KHARTOUM: Over the past 30 years, the Sudanese people have lived under the repressive regime of Omar Al-Bashir. But, since the surge of protests that began in the city of Atbara on Dec. 19, in what was to become the start of the Sudanese revolution, citizens hoped that this Ramadan might be the first for many years, and for some, of their entire lives, without the president.

Now, that dream has been realized.
Under Bashir’s rule, poverty stalked the country, but despite the increase in destitution, the values of solidarity and compassion remained strong throughout Sudanese society.
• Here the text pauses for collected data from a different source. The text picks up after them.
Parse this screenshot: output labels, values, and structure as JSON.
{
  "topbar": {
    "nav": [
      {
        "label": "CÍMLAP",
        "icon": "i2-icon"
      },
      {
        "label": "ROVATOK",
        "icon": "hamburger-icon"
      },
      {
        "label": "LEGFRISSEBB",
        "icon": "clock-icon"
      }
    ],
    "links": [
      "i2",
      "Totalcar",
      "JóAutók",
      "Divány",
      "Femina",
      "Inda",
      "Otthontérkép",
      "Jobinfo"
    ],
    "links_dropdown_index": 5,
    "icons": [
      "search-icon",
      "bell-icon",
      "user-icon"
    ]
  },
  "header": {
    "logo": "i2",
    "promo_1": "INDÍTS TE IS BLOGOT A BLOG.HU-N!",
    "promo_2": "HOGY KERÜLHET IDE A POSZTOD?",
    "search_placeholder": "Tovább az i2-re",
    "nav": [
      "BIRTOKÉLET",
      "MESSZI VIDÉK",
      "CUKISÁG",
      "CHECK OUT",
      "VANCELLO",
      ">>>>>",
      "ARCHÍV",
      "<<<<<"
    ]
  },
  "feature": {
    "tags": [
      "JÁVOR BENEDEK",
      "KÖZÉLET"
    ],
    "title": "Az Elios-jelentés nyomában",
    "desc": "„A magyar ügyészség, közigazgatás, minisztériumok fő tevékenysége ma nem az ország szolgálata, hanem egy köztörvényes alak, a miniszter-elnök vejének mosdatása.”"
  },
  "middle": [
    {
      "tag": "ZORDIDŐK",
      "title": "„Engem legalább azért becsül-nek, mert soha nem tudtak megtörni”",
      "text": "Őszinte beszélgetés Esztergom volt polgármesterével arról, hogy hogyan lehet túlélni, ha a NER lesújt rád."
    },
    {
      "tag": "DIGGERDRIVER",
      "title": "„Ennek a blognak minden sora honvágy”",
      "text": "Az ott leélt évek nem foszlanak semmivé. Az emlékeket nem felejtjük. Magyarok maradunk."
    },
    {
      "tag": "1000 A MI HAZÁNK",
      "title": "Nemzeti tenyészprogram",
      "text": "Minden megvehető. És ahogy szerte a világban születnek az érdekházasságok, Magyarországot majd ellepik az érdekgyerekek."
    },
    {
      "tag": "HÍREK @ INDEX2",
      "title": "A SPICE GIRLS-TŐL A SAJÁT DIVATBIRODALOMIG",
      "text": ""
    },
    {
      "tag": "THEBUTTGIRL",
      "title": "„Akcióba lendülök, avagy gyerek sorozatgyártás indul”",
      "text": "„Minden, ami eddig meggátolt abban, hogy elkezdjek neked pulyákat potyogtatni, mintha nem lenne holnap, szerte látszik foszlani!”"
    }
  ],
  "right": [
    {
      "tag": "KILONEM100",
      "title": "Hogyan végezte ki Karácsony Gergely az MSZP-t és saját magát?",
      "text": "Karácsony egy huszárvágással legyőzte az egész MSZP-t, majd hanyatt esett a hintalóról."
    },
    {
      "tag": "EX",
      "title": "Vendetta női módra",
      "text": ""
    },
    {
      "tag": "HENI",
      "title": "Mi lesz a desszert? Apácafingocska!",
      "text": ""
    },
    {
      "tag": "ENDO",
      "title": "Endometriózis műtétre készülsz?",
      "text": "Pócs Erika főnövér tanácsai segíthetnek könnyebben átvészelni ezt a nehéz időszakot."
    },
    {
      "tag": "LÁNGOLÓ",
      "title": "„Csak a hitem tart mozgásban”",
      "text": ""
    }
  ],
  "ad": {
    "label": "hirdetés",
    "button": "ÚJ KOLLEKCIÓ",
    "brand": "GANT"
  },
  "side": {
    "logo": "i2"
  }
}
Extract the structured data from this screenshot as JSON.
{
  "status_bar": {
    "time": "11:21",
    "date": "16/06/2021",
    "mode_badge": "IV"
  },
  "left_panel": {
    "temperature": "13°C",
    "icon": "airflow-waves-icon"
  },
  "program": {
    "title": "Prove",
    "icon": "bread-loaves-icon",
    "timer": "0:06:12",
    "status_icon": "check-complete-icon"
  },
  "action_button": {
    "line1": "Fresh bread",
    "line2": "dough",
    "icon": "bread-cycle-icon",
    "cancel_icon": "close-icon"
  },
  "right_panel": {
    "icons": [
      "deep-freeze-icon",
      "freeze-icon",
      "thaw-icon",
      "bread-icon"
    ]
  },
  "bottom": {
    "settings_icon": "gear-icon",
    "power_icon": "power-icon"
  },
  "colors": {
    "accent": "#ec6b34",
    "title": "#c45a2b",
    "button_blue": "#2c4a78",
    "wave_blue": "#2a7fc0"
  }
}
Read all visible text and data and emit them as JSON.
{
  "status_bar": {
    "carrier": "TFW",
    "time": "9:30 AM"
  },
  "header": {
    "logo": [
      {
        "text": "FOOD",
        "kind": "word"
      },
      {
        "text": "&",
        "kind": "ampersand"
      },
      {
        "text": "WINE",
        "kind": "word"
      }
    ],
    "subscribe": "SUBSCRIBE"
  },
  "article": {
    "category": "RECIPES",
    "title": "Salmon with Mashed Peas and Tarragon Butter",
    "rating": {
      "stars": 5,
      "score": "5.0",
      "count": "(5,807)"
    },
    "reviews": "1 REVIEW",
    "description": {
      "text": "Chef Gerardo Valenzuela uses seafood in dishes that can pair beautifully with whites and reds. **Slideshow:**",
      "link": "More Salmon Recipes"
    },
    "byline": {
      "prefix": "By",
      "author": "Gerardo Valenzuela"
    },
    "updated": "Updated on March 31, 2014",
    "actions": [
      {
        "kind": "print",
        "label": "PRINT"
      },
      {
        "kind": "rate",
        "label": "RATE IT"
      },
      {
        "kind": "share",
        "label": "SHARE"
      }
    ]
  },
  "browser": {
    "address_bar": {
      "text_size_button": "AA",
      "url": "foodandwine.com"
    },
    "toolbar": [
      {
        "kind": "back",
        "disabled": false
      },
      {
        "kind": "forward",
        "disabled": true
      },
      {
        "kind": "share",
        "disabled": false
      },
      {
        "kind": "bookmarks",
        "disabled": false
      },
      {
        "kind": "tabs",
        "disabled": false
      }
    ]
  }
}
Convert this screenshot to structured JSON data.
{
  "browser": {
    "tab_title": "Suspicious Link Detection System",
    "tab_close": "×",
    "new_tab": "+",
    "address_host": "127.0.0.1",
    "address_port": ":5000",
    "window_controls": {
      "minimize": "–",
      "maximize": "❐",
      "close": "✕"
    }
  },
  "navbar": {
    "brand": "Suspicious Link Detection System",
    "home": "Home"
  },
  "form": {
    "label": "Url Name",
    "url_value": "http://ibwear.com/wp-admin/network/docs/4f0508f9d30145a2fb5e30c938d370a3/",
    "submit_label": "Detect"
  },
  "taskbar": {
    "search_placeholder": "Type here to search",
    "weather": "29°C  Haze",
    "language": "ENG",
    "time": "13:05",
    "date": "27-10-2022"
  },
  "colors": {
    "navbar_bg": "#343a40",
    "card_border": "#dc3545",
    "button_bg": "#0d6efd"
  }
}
Now, as the revolution enters its next phase, those traits endure.
The sit-in in front of the General Command of the Sudanese Armed Forces represents the largest manifestation yet of solidarity and compassion among the general public, who have made this latest protest a symbol of their desire to form a civil government, and turn the country toward the path of democracy and freedom.
Thousands of Sudanese have marched to the rallies, with families arriving hand-in-hand, including their young children in tow, carrying food and drink to prepare for iftar in the courtyard.
The turnout includes hundreds of Sudanese from voluntary organizations providing Ramadan meals to the fasting protesters, and even the soldiers guarding the building, painting a colorful picture of the true spirit of the holy month.
The most prominent charity leader in Sudan, Fares Al-Nour, who was arrested before the overthrow of the Bashir regime, says two centers have been established within the sit-in to supply protesters and soldiers alike for iftar.
Alaa Eddin Sulaiman, an activist, told Arab News that this year’s Ramadan came with the “flavor of the revolution” and that the Sudanese people were expressing joy that the holy month had arrived with Bashir and his regime forced to go.
“We are preparing for a new era, in which the winds of democracy, justice, freedom and supremacy of the law will prevail,” he said.